|What's Daniel Jackson doing in Star Trek?|
After playing Guild Wars 2 I've half-heartedly made a promise that I wouldn't be sucked into the world of MMORPGs again, since obviously they tend to be a huge time sink but also because most games in the genre don't tend to be very innovative. A couple of MMORPGs based on franchises I'm a fan of (namely Star Wars: The Old Republic and Star Trek Online) went free-to-play over the past couple of years and while I was tempted to give them a go (because of the universes they're based on) I didn't cave in, thinking that any MMORPG that's had to go free-to-play is obviously not doing too well in terms of numbers.
Anyway, seems like I couldn't hold out any longer and on a whim, I decided to download Star Trek Online because I was getting the urge to go "Star Trekkin' across the universe" and here I am, 30 hours later with some first impressions on a game that's been out for almost 4 years.
What I like
- Star Trek Universe: This was the big drawcard for me and I guess many Trekkies as well, since there's a whole galaxy to explore with people, organisations and locations from the TV shows. There's a lot of cameos by familiar characters and some characters are even voice acted by the original cast (e.g. Leonard Nimoy, Michael Dorn, Chase Masterson, Denise Crosby, even the late Majel Barrett who sadly passed away in 2008).
- Free: The game is free-to-play which I would normally steer clear from since it often translates to Pay-to-Win, however from what I've played of the game so far, it doesn't seem to be one of those games.

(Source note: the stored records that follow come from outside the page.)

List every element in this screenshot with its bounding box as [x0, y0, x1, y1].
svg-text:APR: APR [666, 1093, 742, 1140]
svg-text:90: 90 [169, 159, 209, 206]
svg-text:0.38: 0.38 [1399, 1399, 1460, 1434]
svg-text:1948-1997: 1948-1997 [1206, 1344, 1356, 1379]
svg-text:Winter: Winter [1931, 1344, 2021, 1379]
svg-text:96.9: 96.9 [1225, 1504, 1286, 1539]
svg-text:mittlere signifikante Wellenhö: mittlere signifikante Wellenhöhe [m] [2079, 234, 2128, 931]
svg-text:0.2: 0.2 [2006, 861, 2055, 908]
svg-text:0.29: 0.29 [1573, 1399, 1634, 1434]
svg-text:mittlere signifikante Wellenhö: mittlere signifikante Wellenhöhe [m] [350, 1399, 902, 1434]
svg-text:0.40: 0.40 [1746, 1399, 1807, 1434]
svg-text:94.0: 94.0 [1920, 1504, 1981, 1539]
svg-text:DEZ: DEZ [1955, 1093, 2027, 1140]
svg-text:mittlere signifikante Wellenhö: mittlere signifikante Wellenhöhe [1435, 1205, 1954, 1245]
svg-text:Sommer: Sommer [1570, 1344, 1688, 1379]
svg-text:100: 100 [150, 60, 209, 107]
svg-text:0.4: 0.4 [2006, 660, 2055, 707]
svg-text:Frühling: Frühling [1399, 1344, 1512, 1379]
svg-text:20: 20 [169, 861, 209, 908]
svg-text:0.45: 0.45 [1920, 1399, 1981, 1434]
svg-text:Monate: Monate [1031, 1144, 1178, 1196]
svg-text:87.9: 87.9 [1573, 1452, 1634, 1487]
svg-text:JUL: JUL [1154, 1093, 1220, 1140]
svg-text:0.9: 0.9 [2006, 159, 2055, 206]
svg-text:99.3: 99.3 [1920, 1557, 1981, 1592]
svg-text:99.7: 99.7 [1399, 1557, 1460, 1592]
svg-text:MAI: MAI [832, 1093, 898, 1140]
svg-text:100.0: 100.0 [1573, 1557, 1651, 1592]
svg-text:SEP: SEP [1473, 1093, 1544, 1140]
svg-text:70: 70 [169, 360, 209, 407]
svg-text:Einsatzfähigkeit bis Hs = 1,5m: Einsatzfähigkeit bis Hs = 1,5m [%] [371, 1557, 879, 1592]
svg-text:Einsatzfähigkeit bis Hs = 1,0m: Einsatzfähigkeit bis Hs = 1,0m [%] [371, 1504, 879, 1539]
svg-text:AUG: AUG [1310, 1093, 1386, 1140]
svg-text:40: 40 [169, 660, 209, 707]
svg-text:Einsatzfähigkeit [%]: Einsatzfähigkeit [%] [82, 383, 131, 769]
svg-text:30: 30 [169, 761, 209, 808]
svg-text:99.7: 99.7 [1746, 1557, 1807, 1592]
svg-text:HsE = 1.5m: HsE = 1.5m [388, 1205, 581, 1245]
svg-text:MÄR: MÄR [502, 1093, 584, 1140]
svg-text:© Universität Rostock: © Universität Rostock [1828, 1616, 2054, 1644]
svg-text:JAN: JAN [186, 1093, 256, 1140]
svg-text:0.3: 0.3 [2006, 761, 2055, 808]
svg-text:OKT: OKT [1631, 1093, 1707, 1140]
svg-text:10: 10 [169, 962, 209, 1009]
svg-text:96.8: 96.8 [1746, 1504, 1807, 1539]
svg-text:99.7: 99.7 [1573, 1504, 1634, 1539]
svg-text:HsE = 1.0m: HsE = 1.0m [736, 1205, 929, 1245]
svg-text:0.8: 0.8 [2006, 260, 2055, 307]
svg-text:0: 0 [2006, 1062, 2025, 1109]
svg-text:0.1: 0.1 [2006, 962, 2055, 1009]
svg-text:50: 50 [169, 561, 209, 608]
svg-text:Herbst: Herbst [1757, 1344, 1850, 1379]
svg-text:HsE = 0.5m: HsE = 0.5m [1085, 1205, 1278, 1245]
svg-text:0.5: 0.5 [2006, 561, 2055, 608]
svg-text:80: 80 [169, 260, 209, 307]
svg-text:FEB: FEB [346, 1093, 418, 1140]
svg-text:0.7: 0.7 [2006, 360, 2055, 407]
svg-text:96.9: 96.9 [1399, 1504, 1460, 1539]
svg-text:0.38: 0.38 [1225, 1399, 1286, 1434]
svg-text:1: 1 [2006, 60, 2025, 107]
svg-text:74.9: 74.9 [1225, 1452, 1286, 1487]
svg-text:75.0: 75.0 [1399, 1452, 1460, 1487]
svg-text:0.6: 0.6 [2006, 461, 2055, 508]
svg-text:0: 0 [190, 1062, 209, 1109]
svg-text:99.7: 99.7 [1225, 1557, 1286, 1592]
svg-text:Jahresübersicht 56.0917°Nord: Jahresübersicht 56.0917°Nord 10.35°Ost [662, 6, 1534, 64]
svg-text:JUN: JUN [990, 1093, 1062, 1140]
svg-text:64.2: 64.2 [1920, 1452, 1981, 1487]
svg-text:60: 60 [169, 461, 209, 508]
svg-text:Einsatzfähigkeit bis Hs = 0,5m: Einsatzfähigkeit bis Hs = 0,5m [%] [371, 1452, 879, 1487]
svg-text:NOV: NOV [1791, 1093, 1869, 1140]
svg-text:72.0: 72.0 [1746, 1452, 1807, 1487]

- Character Customisation: Surprisingly you can do quite a bit with your chracter customisation, almost on par with games such as The Sims or The Elder Scrolls. You're even able to create your own alien species if you're that way inclined.

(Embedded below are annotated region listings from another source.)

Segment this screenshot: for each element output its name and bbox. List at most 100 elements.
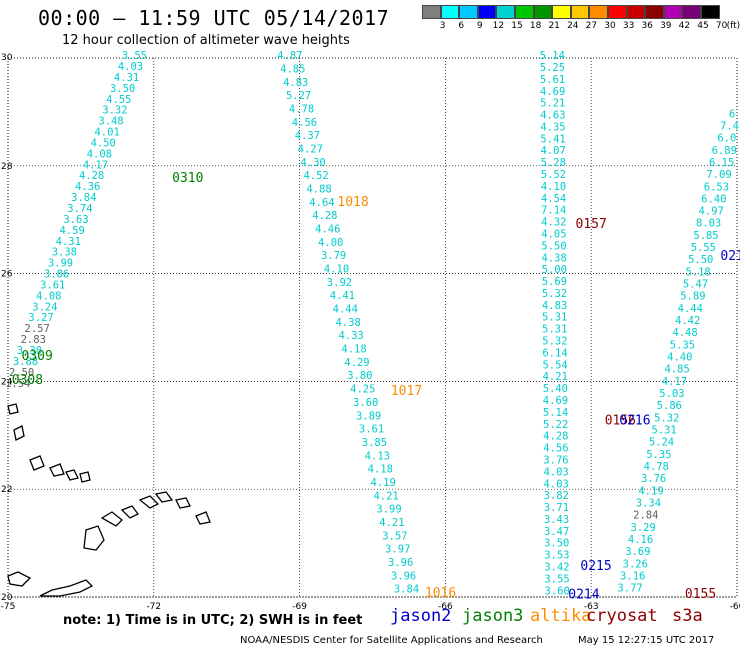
- wave-height-label: 4.46: [315, 224, 340, 236]
- longitude-tick-label: -72: [146, 602, 161, 612]
- coastline: [7, 571, 32, 587]
- wave-height-label: 5.52: [541, 169, 566, 181]
- color-scale-label: 9: [476, 21, 483, 31]
- wave-height-label: 4.27: [298, 143, 323, 155]
- wave-height-label: 5.55: [691, 242, 716, 254]
- wave-height-label: 3.60: [353, 397, 378, 409]
- wave-height-label: 4.42: [675, 315, 700, 327]
- legend-altika: altika: [530, 606, 592, 626]
- color-scale-label: 3: [439, 21, 446, 31]
- wave-height-label: 4.35: [540, 121, 565, 133]
- color-swatch: [533, 5, 553, 19]
- pass-number-label: 1017: [391, 384, 422, 399]
- wave-height-label: 5.03: [659, 388, 684, 400]
- color-swatch: [459, 5, 478, 19]
- wave-height-label: 3.89: [356, 410, 381, 422]
- wave-height-label: 4.17: [83, 159, 108, 171]
- pass-number-label: 0156: [605, 414, 636, 429]
- coastline: [7, 403, 19, 415]
- wave-height-label: 7.09: [706, 169, 731, 181]
- wave-height-label: 3.24: [32, 301, 57, 313]
- wave-height-label: 3.69: [625, 546, 650, 558]
- wave-height-label: 3.32: [102, 105, 127, 117]
- color-swatch: [626, 5, 646, 19]
- wave-height-label: 4.21: [543, 371, 568, 383]
- wave-height-label: 5.61: [540, 74, 565, 86]
- color-scale: [422, 5, 720, 19]
- wave-height-label: 3.84: [71, 192, 96, 204]
- color-scale-label: 70: [715, 21, 728, 31]
- map-title: 00:00 – 11:59 UTC 05/14/2017: [38, 6, 390, 30]
- color-swatch: [570, 5, 590, 19]
- wave-height-label: 3.76: [641, 473, 666, 485]
- color-swatch: [477, 5, 497, 19]
- wave-height-label: 3.61: [359, 424, 384, 436]
- pass-number-label: 0215: [580, 559, 611, 574]
- wave-height-label: 3.34: [636, 497, 661, 509]
- wave-height-label: 4.59: [60, 225, 85, 237]
- wave-height-label: 5.41: [540, 133, 565, 145]
- wave-height-label: 4.08: [36, 290, 61, 302]
- wave-height-label: 4.19: [371, 477, 396, 489]
- wave-height-label: 5.86: [657, 400, 682, 412]
- legend-cryosat: cryosat: [586, 606, 658, 626]
- wave-height-label: 8.03: [696, 218, 721, 230]
- wave-height-label: 4.56: [292, 117, 317, 129]
- wave-height-label: 5.32: [542, 336, 567, 348]
- wave-height-label: 5.31: [651, 425, 676, 437]
- color-scale-label: 30: [604, 21, 616, 31]
- wave-height-label: 4.16: [628, 534, 653, 546]
- pass-number-label: 0155: [685, 587, 716, 602]
- coastline: [49, 463, 65, 477]
- credit-text: NOAA/NESDIS Center for Satellite Applica…: [240, 635, 543, 646]
- wave-height-label: 5.14: [540, 50, 565, 62]
- wave-height-label: 6: [729, 108, 735, 120]
- wave-height-label: 4.01: [94, 127, 119, 139]
- wave-height-label: 5.21: [540, 98, 565, 110]
- map-subtitle: 12 hour collection of altimeter wave hei…: [62, 33, 350, 48]
- wave-height-label: 4.88: [306, 183, 331, 195]
- longitude-tick-label: -60: [730, 602, 740, 612]
- wave-height-label: 4.36: [75, 181, 100, 193]
- wave-height-label: 3.88: [13, 356, 38, 368]
- wave-height-label: 6.0: [717, 133, 736, 145]
- pass-number-label: 1018: [337, 195, 368, 210]
- wave-height-label: 3.79: [321, 250, 346, 262]
- wave-height-label: 4.40: [667, 352, 692, 364]
- wave-height-label: 3.43: [544, 514, 569, 526]
- wave-height-label: 5.50: [688, 254, 713, 266]
- wave-height-label: 3.50: [110, 83, 135, 95]
- wave-height-label: 5.25: [540, 62, 565, 74]
- wave-height-label: 3.77: [617, 583, 642, 595]
- wave-height-label: 5.00: [542, 264, 567, 276]
- pass-number-label: 0214: [568, 588, 599, 603]
- color-scale-label: 21: [548, 21, 560, 31]
- coastline: [29, 455, 45, 471]
- color-swatch: [607, 5, 627, 19]
- wave-height-label: 2.57: [25, 323, 50, 335]
- color-swatch: [589, 5, 608, 19]
- wave-height-label: 3.16: [620, 570, 645, 582]
- wave-height-label: 4.55: [106, 94, 131, 106]
- color-swatch: [663, 5, 683, 19]
- wave-height-label: 3.63: [63, 214, 88, 226]
- wave-height-label: 4.32: [541, 217, 566, 229]
- wave-height-label: 4.56: [543, 443, 568, 455]
- coastline: [175, 497, 191, 509]
- wave-height-label: 4.03: [544, 478, 569, 490]
- wave-height-label: 4.28: [543, 431, 568, 443]
- wave-height-label: 3.57: [382, 530, 407, 542]
- wave-height-label: 3.30: [17, 345, 42, 357]
- wave-height-label: 4.13: [365, 450, 390, 462]
- wave-height-label: 7.4: [720, 120, 739, 132]
- wave-height-label: 3.61: [40, 279, 65, 291]
- wave-height-label: 4.17: [662, 376, 687, 388]
- wave-height-label: 4.07: [541, 145, 566, 157]
- wave-height-label: 3.42: [544, 562, 569, 574]
- wave-height-label: 4.38: [542, 252, 567, 264]
- wave-height-label: 3.74: [67, 203, 92, 215]
- wave-height-label: 4.31: [114, 72, 139, 84]
- wave-height-label: 4.44: [333, 304, 358, 316]
- coastline: [100, 511, 123, 527]
- wave-height-label: 4.18: [368, 464, 393, 476]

- Lengthy campaigns: As mentioned, I've played for around 30 hours so far and I haven't even finished one of the story arcs, despite there being 7 for the Federation, which also excludes the tutorial. Then there's always the Klingon and Romulan campaigns to complete meaning there's potentially hundreds of hours of gameplay here.
What I don't like
- Some inconsistencies: There are some situations in the game where as a Trekkie you'd be scratching your head at how they came to pass. For example, one mission involves escorting an emotional Vulcan to another star system. Wait, an emotional Vulcan? Doesn't that ring any alarm bells? Apparently not which isn't very consistent with Star Trek lore.
- Inconsistent audio: Some characters have voice acting while others do not. Others start off being voice acted but then aren't later. I think they would've been better off to not have voice acting at all except for some additional cutscenes.

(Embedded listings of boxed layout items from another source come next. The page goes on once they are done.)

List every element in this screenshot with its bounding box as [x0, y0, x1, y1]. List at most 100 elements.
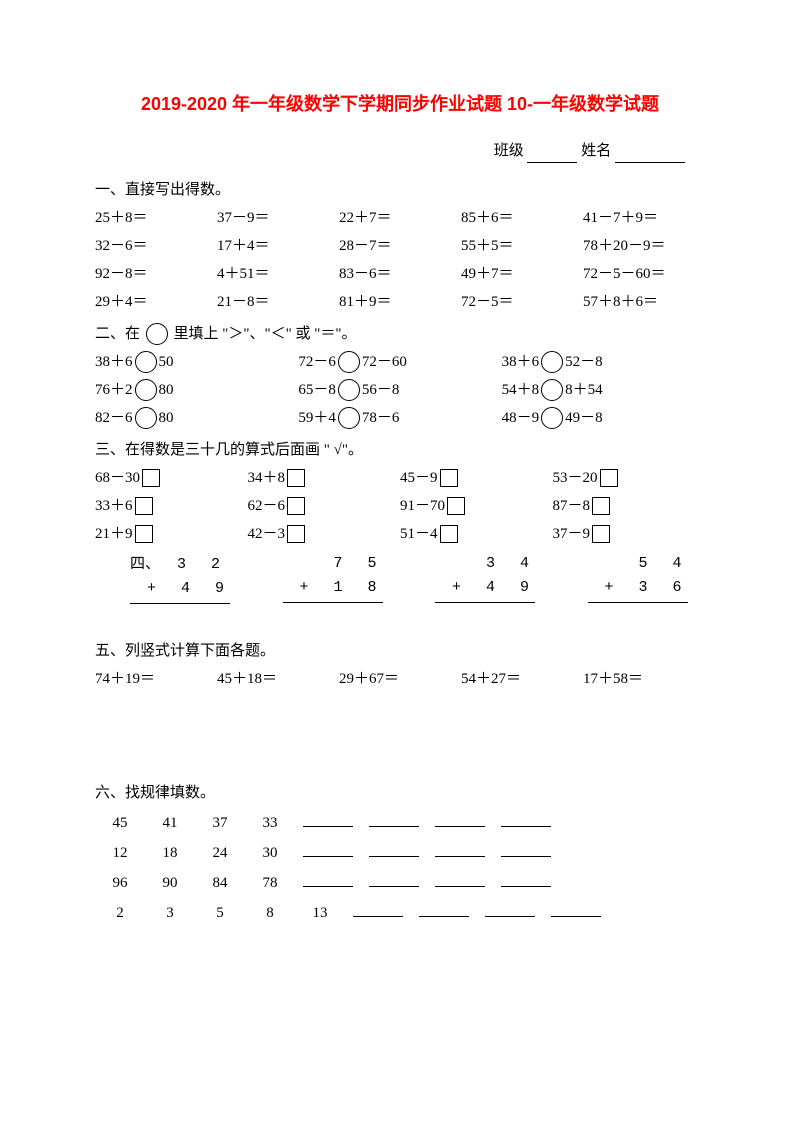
- circle-icon: [146, 323, 168, 345]
- pattern-row: 235813: [95, 901, 705, 925]
- circle-icon[interactable]: [135, 379, 157, 401]
- section6-rows: 454137331218243096908478235813: [95, 811, 705, 925]
- section6-heading: 六、找规律填数。: [95, 781, 705, 805]
- pattern-blank[interactable]: [353, 902, 403, 917]
- section1-rows: 25＋8＝37－9＝22＋7＝85＋6＝41－7＋9＝32－6＝17＋4＝28－…: [95, 206, 705, 314]
- name-label: 姓名: [581, 143, 611, 159]
- compare-cell: 82－680: [95, 406, 298, 430]
- equation-cell: 57＋8＋6＝: [583, 290, 705, 314]
- check-cell: 91－70: [400, 494, 553, 518]
- pattern-num: 5: [195, 901, 245, 925]
- section5-row: 74＋19＝45＋18＝29＋67＝54＋27＝17＋58＝: [95, 667, 705, 691]
- vertical-problem: 7 5 + 1 8: [248, 552, 401, 604]
- name-blank[interactable]: [615, 148, 685, 163]
- pattern-blank[interactable]: [435, 872, 485, 887]
- equation-cell: 4＋51＝: [217, 262, 339, 286]
- pattern-blank[interactable]: [435, 812, 485, 827]
- check-cell: 21＋9: [95, 522, 248, 546]
- equation-cell: 92－8＝: [95, 262, 217, 286]
- equation-cell: 72－5－60＝: [583, 262, 705, 286]
- circle-icon[interactable]: [338, 351, 360, 373]
- pattern-blank[interactable]: [435, 842, 485, 857]
- circle-icon[interactable]: [338, 407, 360, 429]
- circle-icon[interactable]: [338, 379, 360, 401]
- check-cell: 53－20: [553, 466, 706, 490]
- equation-cell: 85＋6＝: [461, 206, 583, 230]
- equation-cell: 29＋4＝: [95, 290, 217, 314]
- square-icon[interactable]: [287, 497, 305, 515]
- class-blank[interactable]: [527, 148, 577, 163]
- equation-cell: 21－8＝: [217, 290, 339, 314]
- equation-cell: 83－6＝: [339, 262, 461, 286]
- circle-icon[interactable]: [541, 407, 563, 429]
- check-cell: 62－6: [248, 494, 401, 518]
- circle-icon[interactable]: [541, 351, 563, 373]
- square-icon[interactable]: [287, 469, 305, 487]
- pattern-blank[interactable]: [369, 812, 419, 827]
- class-label: 班级: [494, 143, 524, 159]
- section3-rows: 68－3034＋845－953－2033＋662－691－7087－821＋94…: [95, 466, 705, 546]
- compare-cell: 54＋88＋54: [502, 378, 705, 402]
- square-icon[interactable]: [447, 497, 465, 515]
- circle-icon[interactable]: [135, 351, 157, 373]
- square-icon[interactable]: [135, 525, 153, 543]
- pattern-blank[interactable]: [369, 872, 419, 887]
- pattern-num: 37: [195, 811, 245, 835]
- check-cell: 33＋6: [95, 494, 248, 518]
- circle-icon[interactable]: [135, 407, 157, 429]
- equation-cell: 28－7＝: [339, 234, 461, 258]
- equation-cell: 32－6＝: [95, 234, 217, 258]
- square-icon[interactable]: [592, 497, 610, 515]
- pattern-num: 78: [245, 871, 295, 895]
- pattern-num: 3: [145, 901, 195, 925]
- equation-cell: 17＋58＝: [583, 667, 705, 691]
- square-icon[interactable]: [600, 469, 618, 487]
- square-icon[interactable]: [440, 525, 458, 543]
- equation-cell: 55＋5＝: [461, 234, 583, 258]
- equation-cell: 25＋8＝: [95, 206, 217, 230]
- pattern-row: 96908478: [95, 871, 705, 895]
- square-icon[interactable]: [592, 525, 610, 543]
- equation-cell: 49＋7＝: [461, 262, 583, 286]
- square-icon[interactable]: [135, 497, 153, 515]
- square-icon[interactable]: [142, 469, 160, 487]
- pattern-blank[interactable]: [419, 902, 469, 917]
- equation-cell: 81＋9＝: [339, 290, 461, 314]
- pattern-blank[interactable]: [303, 812, 353, 827]
- page-title: 2019-2020 年一年级数学下学期同步作业试题 10-一年级数学试题: [95, 90, 705, 119]
- vertical-problem: 四、 3 2 + 4 9: [95, 552, 248, 604]
- pattern-blank[interactable]: [485, 902, 535, 917]
- section2-heading: 二、在 里填上 "＞"、"＜" 或 "＝"。: [95, 322, 705, 346]
- pattern-num: 84: [195, 871, 245, 895]
- pattern-blank[interactable]: [501, 842, 551, 857]
- pattern-num: 41: [145, 811, 195, 835]
- check-cell: 45－9: [400, 466, 553, 490]
- pattern-blank[interactable]: [303, 872, 353, 887]
- equation-cell: 74＋19＝: [95, 667, 217, 691]
- circle-icon[interactable]: [541, 379, 563, 401]
- equation-cell: 17＋4＝: [217, 234, 339, 258]
- pattern-blank[interactable]: [303, 842, 353, 857]
- section2-rows: 38＋65072－672－6038＋652－876＋28065－856－854＋…: [95, 350, 705, 430]
- equation-cell: 78＋20－9＝: [583, 234, 705, 258]
- section5-heading: 五、列竖式计算下面各题。: [95, 639, 705, 663]
- s2-head-pre: 二、在: [95, 326, 140, 342]
- pattern-blank[interactable]: [501, 812, 551, 827]
- check-cell: 37－9: [553, 522, 706, 546]
- square-icon[interactable]: [440, 469, 458, 487]
- pattern-num: 13: [295, 901, 345, 925]
- check-cell: 51－4: [400, 522, 553, 546]
- pattern-blank[interactable]: [369, 842, 419, 857]
- pattern-row: 12182430: [95, 841, 705, 865]
- pattern-num: 96: [95, 871, 145, 895]
- check-cell: 68－30: [95, 466, 248, 490]
- vertical-problem: 3 4 + 4 9: [400, 552, 553, 604]
- square-icon[interactable]: [287, 525, 305, 543]
- section1-heading: 一、直接写出得数。: [95, 178, 705, 202]
- section4: 四、 3 2 + 4 9 7 5 + 1 8 3 4 + 4 9 5 4 + 3…: [95, 552, 705, 604]
- pattern-blank[interactable]: [551, 902, 601, 917]
- check-cell: 34＋8: [248, 466, 401, 490]
- pattern-blank[interactable]: [501, 872, 551, 887]
- pattern-num: 90: [145, 871, 195, 895]
- compare-cell: 38＋650: [95, 350, 298, 374]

- Lack of music from the shows: You can tell Kevin Manthei is doing his best to mimic the themes from the show and having them play at the appropriate times, and before I go any further he must be commended for a job well done. He really manages to make the soundtrack sound like it fits in a Star Trek show. However, it would've been nice to hear the actual themes and music used on the shows. I think hearing the Deep Space Nine theme when approaching the station in-game would be priceless.
- Graphics: The ships generally look fine but when you're on the surface of a planet, there's something not quite right about the graphics and they look rather dated. The game does happen to be almost 4 years old though.
- Ground combat sucks: Ship combat is definitely where it's at and is far superior to ground combat. Having said that though, I usually have no idea what I'm doing in either ground combat or ship combat mode and often just end up spamming abilities. It would've been nice if they had a system similar to Guild Wars where it's not about the quantity of skills but the quality (i.e. how to build an effective build when you only have limited slots) but alas, a missed opportunity.
- Lazy mission design: The way that missions progress tend to be very predictable and follow the same formula: enter system, attack Klingons. Land on planet, attack Klingons. Beam back to ship, attack Klingons. Rinse, repeat. Frankly I would've liked some more missions that didn't rely solely on combat - since after all, the Federation is meant to find the peaceful solution first right?
VerdictJudging by the number of hours I've already invested into the game, you can tell I'm pretty keen about this game, at least for now. I'm guessing this game would appeal to Star Trek fans and science-fiction fans in general, since science-fiction tends to be poorly represented in the MMORPG world (with fantasy obviously taking the lion's share). As I'm already Level 50 (the maximum level) I'm interested to see if the experience starts to become stale since there's always a bit of excitement associated with unlocking new things each time you level up. The end-game will now be tested but considering I'm more of a player that appreciates a good story, I might be sticking around for a long time regardless considering I'm only about 1/7th the way through the campaign.